В красном углу – божница с иконами. Лики Спасителя и святых угодников темны и непроглядны от нескольких слоёв олифы, накладываемой для обновления икон. Медные оклады блестят от света лампадки, зажигаемой только в праздничные дни. Повзрослев, я драил самовар и всю медную церковную утварь невесомой розоватой пыльцой, растирая друг о друга два обломка красного кирпича.
Гостиный стол из дуба огромен и высок, как неприступная средневековая крепость. Толстые, точенные на токарном станке ножки в стиле ампир соединялись у пола диагональной крестовиной, опирающейся в центре на невысокую, тоже точёную и тяжёлую подставку. На крестовине удобно сидеть, спрятавшись от взрослых.
Фарфоровые статуэтки балерин, спортсменов, пасторальных пастушек в коротких платьицах и озорным взглядом стояли на буфете. До них не дотянуться, как и до слоников из селенита, бредущих в неведомую даль по белой салфетке на диванной полочке. Навстречу им по соседней полочке идут похожие, словно капли воды, слоновьи конкуренты или друзья.

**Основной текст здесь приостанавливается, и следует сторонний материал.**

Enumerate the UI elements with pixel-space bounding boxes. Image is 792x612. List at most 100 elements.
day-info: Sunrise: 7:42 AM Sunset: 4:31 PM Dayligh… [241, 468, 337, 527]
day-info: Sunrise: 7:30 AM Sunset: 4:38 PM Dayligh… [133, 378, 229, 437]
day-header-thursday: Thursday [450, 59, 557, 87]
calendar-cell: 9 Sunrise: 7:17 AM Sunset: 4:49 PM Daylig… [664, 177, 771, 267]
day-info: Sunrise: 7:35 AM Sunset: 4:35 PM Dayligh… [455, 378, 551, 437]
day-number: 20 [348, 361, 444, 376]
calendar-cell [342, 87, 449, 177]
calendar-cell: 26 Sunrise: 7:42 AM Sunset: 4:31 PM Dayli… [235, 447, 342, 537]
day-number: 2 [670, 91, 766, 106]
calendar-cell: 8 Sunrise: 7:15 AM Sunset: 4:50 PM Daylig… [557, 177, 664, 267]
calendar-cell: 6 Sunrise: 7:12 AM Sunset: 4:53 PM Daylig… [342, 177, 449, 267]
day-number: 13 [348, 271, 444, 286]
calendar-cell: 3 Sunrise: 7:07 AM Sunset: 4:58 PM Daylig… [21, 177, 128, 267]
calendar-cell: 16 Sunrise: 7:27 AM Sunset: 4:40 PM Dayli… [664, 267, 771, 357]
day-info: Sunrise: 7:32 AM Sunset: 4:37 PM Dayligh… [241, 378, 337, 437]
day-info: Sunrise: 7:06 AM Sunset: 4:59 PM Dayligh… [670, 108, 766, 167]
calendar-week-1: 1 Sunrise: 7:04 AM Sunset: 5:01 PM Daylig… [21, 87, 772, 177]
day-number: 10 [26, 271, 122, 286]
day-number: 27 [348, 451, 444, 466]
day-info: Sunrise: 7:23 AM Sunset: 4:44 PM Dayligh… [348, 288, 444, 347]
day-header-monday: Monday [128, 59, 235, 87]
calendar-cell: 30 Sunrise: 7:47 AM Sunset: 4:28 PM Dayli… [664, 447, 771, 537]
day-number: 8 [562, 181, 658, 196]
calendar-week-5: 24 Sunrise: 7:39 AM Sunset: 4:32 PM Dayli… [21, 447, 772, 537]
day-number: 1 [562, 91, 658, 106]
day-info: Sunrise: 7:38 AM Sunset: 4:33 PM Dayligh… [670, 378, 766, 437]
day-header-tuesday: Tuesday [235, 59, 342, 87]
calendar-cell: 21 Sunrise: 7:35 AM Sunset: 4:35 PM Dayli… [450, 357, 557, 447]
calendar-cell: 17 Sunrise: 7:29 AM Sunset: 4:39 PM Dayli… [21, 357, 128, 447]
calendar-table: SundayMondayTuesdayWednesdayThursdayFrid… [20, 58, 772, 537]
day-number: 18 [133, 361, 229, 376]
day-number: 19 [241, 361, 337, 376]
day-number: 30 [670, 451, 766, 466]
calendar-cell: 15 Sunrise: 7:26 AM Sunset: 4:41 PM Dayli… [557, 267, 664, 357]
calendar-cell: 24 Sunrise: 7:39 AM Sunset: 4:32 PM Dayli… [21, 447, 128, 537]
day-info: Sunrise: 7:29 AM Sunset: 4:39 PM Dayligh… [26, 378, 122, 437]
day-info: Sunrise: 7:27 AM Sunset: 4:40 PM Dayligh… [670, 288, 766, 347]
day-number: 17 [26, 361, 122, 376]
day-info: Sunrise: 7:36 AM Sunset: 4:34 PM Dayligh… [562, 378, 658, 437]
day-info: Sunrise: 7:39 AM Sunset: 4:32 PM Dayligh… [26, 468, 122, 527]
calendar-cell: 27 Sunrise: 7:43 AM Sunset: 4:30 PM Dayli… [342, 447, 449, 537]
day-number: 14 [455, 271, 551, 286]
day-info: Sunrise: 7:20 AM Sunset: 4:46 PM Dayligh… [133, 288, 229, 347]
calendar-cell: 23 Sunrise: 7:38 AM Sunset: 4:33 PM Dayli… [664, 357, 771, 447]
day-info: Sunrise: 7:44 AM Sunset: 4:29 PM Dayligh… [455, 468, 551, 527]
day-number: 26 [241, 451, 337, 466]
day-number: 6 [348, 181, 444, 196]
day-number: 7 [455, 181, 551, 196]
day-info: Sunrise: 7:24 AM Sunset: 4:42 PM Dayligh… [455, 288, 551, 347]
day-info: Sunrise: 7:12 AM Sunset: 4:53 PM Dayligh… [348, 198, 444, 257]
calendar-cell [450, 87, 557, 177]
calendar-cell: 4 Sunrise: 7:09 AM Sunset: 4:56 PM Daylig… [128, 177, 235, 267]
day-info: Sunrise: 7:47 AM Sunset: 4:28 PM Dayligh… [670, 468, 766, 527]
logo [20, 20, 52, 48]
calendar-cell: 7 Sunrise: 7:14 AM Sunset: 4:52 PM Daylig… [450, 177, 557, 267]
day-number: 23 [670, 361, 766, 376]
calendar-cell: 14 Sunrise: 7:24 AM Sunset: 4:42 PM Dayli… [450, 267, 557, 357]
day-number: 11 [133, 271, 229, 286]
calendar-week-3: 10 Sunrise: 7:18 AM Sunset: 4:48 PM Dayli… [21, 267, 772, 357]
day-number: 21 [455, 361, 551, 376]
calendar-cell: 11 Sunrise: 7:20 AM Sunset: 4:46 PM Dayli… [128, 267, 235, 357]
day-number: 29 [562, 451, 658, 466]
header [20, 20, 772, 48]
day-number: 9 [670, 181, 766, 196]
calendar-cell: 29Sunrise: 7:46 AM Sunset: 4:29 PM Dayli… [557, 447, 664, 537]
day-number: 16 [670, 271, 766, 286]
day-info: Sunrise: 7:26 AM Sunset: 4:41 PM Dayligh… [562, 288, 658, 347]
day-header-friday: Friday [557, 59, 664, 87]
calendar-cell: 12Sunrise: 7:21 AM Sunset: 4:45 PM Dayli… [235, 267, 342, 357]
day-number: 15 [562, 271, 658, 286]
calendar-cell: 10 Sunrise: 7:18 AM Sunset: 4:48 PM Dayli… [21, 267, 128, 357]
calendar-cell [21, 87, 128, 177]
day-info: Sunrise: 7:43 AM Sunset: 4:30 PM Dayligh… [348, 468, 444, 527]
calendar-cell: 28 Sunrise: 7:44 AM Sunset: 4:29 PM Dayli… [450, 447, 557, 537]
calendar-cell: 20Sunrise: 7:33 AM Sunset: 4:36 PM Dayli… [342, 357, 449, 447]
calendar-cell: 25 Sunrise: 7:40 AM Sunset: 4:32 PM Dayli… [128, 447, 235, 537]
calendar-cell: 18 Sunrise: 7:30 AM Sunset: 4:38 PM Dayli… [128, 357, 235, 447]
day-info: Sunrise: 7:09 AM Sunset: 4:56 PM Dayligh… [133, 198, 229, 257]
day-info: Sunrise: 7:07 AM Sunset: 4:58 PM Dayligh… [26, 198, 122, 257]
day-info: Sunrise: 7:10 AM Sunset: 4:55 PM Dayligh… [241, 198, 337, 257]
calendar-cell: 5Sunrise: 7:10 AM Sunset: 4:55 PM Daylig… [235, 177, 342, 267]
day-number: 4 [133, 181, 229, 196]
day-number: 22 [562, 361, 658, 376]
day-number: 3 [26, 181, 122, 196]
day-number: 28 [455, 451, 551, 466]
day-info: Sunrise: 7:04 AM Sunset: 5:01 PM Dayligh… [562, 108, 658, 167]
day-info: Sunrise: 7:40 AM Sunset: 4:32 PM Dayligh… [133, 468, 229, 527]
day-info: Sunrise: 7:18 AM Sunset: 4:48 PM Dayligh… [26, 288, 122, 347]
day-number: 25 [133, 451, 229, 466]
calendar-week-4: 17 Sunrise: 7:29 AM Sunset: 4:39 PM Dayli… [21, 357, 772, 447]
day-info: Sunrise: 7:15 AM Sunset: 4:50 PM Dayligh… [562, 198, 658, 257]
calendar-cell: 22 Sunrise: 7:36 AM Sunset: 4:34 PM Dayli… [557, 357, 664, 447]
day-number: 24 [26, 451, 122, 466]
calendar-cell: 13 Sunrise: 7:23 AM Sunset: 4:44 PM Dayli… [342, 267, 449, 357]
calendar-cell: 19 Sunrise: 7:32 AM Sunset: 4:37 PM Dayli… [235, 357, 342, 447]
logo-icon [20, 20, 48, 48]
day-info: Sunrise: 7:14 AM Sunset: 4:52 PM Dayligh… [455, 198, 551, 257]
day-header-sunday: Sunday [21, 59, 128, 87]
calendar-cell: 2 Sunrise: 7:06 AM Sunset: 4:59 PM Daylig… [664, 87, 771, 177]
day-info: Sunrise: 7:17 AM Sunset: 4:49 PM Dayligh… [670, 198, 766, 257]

Как утерпеть и не схватить их, когда с тобой играют на диване, обтянутом дерматином? Безусловно, моя бездумная рука с жадностью тянулась к ним, таким загадочно-красивым и незнакомым, как всё, что открывалось быстрому нетерпеливому взгляду. И вот вожделенные фигурки в слабых, неловких пальцах, и через три-четыре секунды вылетают из них и мягко падают на пружинную гладь.
– Ах ты маленький негодник!
Доверчивые брат и сестра будто слепы и не понимают, что «негоднику» вовсе не нужны эти блёстки. Ему лишь хочется двигаться, тянуться к первой попавшейся на глаза вещи, видеть её полёт и слышать шум от падения на пол. Безудержная, интуитивная мощь вселенского движения, равно наполняющая всех и всякого – от маленького мальчика до гигантских планет.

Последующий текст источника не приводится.